Why do so many teams fail? 

A lot of obstacles to great team building boil down to a lack of trust. If team members aren’t certain that they can rely on one another to competently get their work done, then hidden resentments begin to form, morale plummets, and productivity takes a heavy hit. This is even worse if you have under-performers in the group, like we discussed earlier. Maximizing your team’s interactions can help this – it gives everyone a chance to familiarize themselves with the person behind the work. It makes everyone feel a bit more obligated to do their part. Team building activities are a great way to do this. By giving your workers a chance to interact in a more novel and less stressful environment, they can re-learn how to interact with one another and toss out those unspoken conflicts that have built up. 

How do you overcome barriers to effective teamwork? 

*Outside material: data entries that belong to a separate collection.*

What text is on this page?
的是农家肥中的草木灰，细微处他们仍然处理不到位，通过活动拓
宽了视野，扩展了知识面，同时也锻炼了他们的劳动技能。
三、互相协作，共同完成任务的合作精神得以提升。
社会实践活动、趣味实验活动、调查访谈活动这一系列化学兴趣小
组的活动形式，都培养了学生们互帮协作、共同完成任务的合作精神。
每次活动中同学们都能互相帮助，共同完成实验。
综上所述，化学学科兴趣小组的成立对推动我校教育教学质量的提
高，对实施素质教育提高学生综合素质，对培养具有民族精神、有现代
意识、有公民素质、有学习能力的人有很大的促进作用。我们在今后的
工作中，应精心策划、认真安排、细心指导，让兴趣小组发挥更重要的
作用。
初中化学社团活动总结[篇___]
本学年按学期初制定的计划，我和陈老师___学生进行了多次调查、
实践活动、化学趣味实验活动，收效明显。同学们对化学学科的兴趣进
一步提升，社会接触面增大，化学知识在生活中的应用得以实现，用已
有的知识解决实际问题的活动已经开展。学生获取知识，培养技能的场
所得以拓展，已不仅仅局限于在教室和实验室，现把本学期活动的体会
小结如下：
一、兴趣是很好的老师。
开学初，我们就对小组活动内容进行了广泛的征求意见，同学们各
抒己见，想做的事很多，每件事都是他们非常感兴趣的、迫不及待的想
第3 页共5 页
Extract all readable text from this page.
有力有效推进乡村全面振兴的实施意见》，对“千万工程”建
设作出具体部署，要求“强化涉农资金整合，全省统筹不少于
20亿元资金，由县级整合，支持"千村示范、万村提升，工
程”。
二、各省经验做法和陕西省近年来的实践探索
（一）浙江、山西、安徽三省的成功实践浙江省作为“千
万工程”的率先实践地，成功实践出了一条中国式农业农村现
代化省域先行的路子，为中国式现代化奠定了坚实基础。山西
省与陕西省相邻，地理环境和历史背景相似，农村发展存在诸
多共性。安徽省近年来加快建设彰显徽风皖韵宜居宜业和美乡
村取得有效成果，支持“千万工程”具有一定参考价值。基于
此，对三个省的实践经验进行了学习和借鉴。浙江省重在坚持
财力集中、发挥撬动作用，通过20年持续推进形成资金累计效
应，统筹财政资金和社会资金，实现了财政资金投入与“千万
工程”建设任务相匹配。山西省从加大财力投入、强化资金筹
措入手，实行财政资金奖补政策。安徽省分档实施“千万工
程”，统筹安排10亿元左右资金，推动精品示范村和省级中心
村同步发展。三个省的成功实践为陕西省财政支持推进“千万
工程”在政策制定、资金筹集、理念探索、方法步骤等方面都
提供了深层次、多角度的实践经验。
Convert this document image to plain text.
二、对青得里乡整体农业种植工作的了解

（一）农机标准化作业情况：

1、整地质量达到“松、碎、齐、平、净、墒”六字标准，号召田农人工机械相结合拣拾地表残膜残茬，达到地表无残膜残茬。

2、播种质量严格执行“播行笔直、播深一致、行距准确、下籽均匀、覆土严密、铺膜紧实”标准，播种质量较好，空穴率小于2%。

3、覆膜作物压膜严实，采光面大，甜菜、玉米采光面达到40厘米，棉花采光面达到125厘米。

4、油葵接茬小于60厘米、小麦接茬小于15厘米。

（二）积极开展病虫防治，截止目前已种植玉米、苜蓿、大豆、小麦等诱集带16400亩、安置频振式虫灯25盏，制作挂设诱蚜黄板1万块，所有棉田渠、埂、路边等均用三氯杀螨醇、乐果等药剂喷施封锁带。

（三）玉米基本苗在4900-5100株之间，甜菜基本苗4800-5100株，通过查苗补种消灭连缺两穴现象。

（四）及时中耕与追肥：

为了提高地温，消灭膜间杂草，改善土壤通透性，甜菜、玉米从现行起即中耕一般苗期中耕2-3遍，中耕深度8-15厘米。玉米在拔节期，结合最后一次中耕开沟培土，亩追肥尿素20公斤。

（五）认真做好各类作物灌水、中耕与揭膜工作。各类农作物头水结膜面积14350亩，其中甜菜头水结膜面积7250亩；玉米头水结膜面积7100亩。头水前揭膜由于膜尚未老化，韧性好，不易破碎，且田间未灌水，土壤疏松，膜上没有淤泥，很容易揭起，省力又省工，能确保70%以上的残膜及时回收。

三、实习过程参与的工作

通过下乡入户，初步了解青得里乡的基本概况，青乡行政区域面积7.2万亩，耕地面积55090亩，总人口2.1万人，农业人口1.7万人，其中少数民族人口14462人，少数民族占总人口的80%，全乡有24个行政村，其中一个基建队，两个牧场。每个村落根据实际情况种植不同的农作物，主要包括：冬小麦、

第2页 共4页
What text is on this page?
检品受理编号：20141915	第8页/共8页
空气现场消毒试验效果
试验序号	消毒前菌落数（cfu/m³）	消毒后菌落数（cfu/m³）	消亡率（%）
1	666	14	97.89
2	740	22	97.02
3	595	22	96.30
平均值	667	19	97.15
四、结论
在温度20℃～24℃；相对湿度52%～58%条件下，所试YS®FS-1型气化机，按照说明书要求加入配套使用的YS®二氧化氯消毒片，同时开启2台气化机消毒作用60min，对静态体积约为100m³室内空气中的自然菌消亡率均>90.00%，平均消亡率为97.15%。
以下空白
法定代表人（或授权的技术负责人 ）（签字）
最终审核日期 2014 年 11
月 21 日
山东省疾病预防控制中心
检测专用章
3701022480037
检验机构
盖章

Depending on the issue that your team is having, there are going to be different optimal solutions. Like we talked about earlier, how you deal with a room-dominating team member isn’t the same way you ought to approach an unmotivated member. Likewise, updating your team members’ roles might not entirely solve a problem if the real issue is that your team structure doesn’t match up with the project everyone is working on. Ultimately, providing oversight and guidance should yield the information you need to figure out what’s getting in the way of great teamwork. So, talk to your members one-on-one, keep an eye on how well everyone carries their own weight, and try to get ahead of problems before they take root.